When the Asphalt Orchestra first formed in 2009, the idea was to bring experimental music to the streets.
The New York City-based 12-piece combines three saxophones, two trumpets, two trombones, one sousaphone, one piccolo and three percussionists. And when it would start playing, it would combine elaborate choreography with its own intricate arrangements of songs by artists like Frank Zappa and rock bands like The Pixies.
Though the Asphalt Orchestra still enjoys playing outdoors, it’s created a theater show to bring indoors. The group will perform a free show at the Capitol Center for the Arts on Tuesday, Sept. 10.
Piccolo player Jessica Schmitz said bringing the show inside has had its pros and cons. While she misses the interactivity with the audience that an outdoor show encourages, playing in a theater makes for much better sound quality.

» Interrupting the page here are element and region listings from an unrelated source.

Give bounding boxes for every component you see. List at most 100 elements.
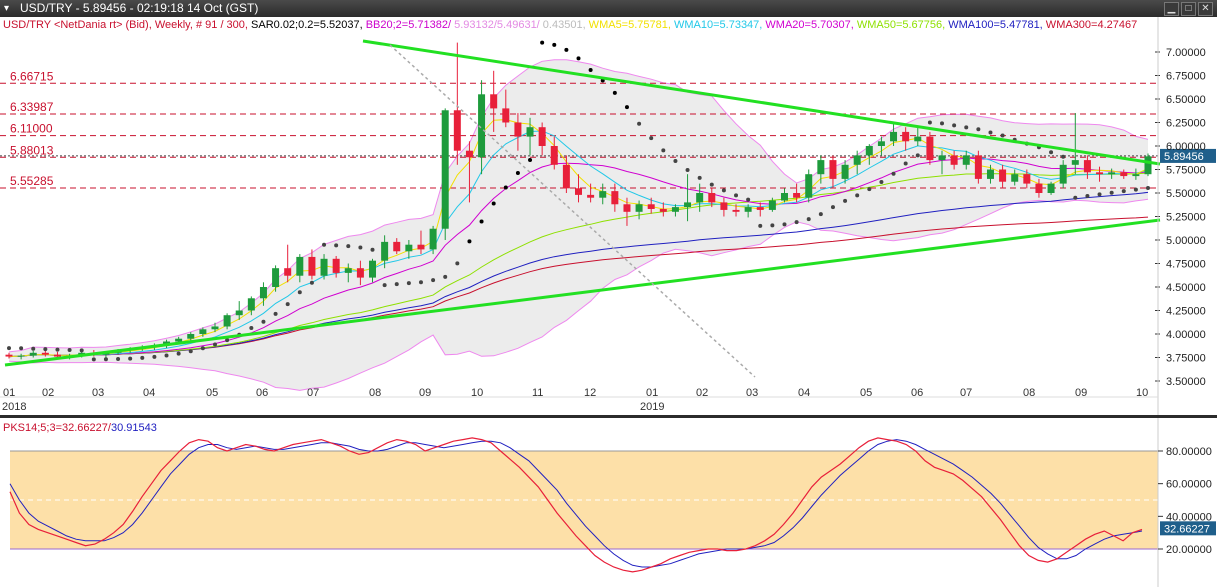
price-axis-label: 4.25000: [1166, 306, 1206, 318]
candle-body: [671, 207, 679, 212]
pane-separator[interactable]: [0, 415, 1217, 418]
sar-dot: [685, 168, 690, 173]
close-icon[interactable]: ✕: [1198, 2, 1213, 16]
sar-dot: [309, 280, 314, 285]
price-axis-label: 3.50000: [1166, 376, 1206, 388]
x-axis-label: 07: [307, 387, 319, 399]
sar-dot: [1133, 187, 1138, 192]
oscillator-chart[interactable]: 80.00000 60.00000 40.00000 20.00000 32.66227…: [0, 418, 1217, 587]
year-label: 2019: [640, 401, 664, 413]
candle-body: [490, 94, 498, 109]
candle-body: [999, 169, 1007, 182]
price-axis-label: 4.00000: [1166, 329, 1206, 341]
candle-body: [587, 194, 595, 198]
sar-dot: [152, 354, 157, 359]
sar-dot: [455, 261, 460, 266]
candle-body: [562, 164, 570, 189]
candle-body: [478, 94, 486, 158]
candle-body: [187, 334, 195, 339]
candle-body: [926, 136, 934, 161]
legend-item: WMA50=5.67756,: [854, 19, 945, 31]
sar-dot: [297, 290, 302, 295]
price-chart[interactable]: 6.66715 6.33987 6.11000 5.88013 5.55285 5.894…: [0, 17, 1217, 415]
sar-dot: [418, 280, 423, 285]
sar-dot: [612, 90, 617, 95]
fib-trendline: [389, 44, 756, 378]
candle-body: [1035, 183, 1043, 193]
x-axis-label: 05: [860, 387, 872, 399]
sar-dot: [588, 67, 593, 72]
x-axis-label: 06: [911, 387, 923, 399]
candle-body: [538, 127, 546, 146]
sar-dot: [709, 182, 714, 187]
sar-dot: [382, 283, 387, 288]
x-axis-label: 08: [1023, 387, 1035, 399]
price-axis-label: 6.00000: [1166, 141, 1206, 153]
legend-item: SAR0.02;0.2=5.52037,: [248, 19, 363, 31]
candle-body: [235, 310, 243, 316]
candle-body: [817, 160, 825, 175]
candle-body: [696, 193, 704, 203]
chart-legend: USD/TRY <NetDania rt> (Bid), Weekly, # 9…: [3, 19, 1137, 31]
legend-item: WMA100=5.47781,: [945, 19, 1043, 31]
x-axis-label: 10: [471, 387, 483, 399]
candle-body: [441, 110, 449, 229]
sar-dot: [79, 348, 84, 353]
price-axis-label: 3.75000: [1166, 353, 1206, 365]
price-axis-label: 5.25000: [1166, 212, 1206, 224]
x-axis-label: 02: [42, 387, 54, 399]
sar-dot: [952, 123, 957, 128]
sar-dot: [758, 223, 763, 228]
osc-axis-label: 60.00000: [1166, 479, 1212, 491]
maximize-icon[interactable]: □: [1181, 2, 1196, 16]
x-axis-label: 01: [646, 387, 658, 399]
candle-body: [272, 268, 280, 287]
chevron-down-icon[interactable]: ▾: [4, 3, 10, 14]
candle-body: [659, 208, 667, 212]
x-axis-label: 01: [3, 387, 15, 399]
sar-dot: [212, 342, 217, 347]
candle-body: [611, 191, 619, 205]
sar-dot: [746, 197, 751, 202]
sar-dot: [903, 161, 908, 166]
osc-axis-label: 80.00000: [1166, 446, 1212, 458]
sar-dot: [225, 338, 230, 343]
minimize-icon[interactable]: ▁: [1164, 2, 1179, 16]
sar-dot: [976, 127, 981, 132]
sar-dot: [103, 357, 108, 362]
candle-body: [635, 204, 643, 212]
candle-body: [175, 338, 183, 342]
sar-dot: [940, 121, 945, 126]
candle-body: [356, 268, 364, 278]
sar-dot: [624, 105, 629, 110]
sar-dot: [479, 219, 484, 224]
candle-body: [223, 315, 231, 327]
sar-dot: [1085, 194, 1090, 199]
sar-dot: [891, 171, 896, 176]
candle-body: [369, 260, 377, 278]
sar-dot: [806, 217, 811, 222]
sar-dot: [31, 346, 36, 351]
sar-dot: [564, 47, 569, 52]
osc-d-line: [9, 439, 1143, 568]
sar-dot: [770, 223, 775, 228]
candle-body: [284, 268, 292, 276]
sar-dot: [528, 157, 533, 162]
sar-dot: [830, 205, 835, 210]
sar-dot: [273, 311, 278, 316]
window-title: USD/TRY - 5.89456 - 02:19:18 14 Oct (GST…: [20, 1, 259, 15]
osc-legend-item: PKS14;5;3=32.66227/: [3, 422, 112, 434]
candle-body: [429, 228, 437, 250]
candle-body: [902, 131, 910, 142]
current-price-label: 5.89456: [1164, 151, 1204, 163]
sar-dot: [467, 239, 472, 244]
candle-body: [332, 258, 340, 273]
sar-dot: [794, 220, 799, 225]
price-axis-label: 5.50000: [1166, 188, 1206, 200]
sar-dot: [734, 193, 739, 198]
candle-body: [465, 150, 473, 158]
candle-body: [708, 193, 716, 203]
price-axis-label: 6.25000: [1166, 118, 1206, 130]
candle-body: [1108, 172, 1116, 175]
candle-body: [247, 298, 255, 311]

Hooking up 12 instruments to microphones and amplifiers, she said, makes it easier to concentrate on the complexities of the performance rather than the volume of each band member.

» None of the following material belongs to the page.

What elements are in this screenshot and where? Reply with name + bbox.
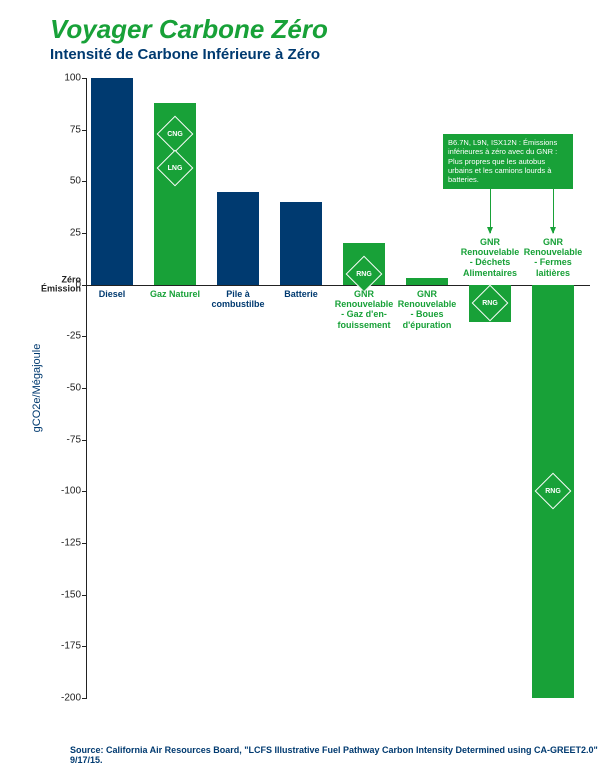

“Acoustically, it’s easier to be inside in a theater,” Schmitz said. “Outside, the sound goes everywhere. We enjoy it because we don’t have to blast as much.”
When the band visits Concord, it will be performing “Unpack the Elephant,” a show it debuted in 2011 that was specifically designed to perform indoors. Schmitz said this performance has become a fast favorite because it combines classic Asphalt Orchestra arrangements, including some Zappa, Bjork and David Byrne tunes, and some original pieces written by multiple band members.
While audience members with a keen ear for music will be impressed by the band’s ability to play these arrangements entirely from memory, the energetic choreography makes the show a visual spectacle as well. Schmitz said one of the biggest challenges the Asphalt Orchestra faces is gathering all 12 members together to rehearse and fine tune all of the elements each show brings. But she said the chemistry the band members share makes an eight-hour practice feel like a fun get-together with friends.
“Everyone is really close, so that makes it that much more probable that we could put these crazy things together,” Schmitz said. “There are no divas or anything, so it makes rehearsals really fun.”
Schmitz said the members’ musical interests are varied. Now that many of the band members have taken a shot at writing arrangements, she said, it’s fascinating to hear the way different members envision a final product.
Schmitz said she is personally more into classical music and small chamber ensembles, but the orchestra has members who prefer jazz and others who prefer indie rock. Schmitz said she is excited to see all of the different directions the Asphalt Orchestra can go.
“As musicians, like with any creative person, we’re always in a state of reinventing ourselves,” she said.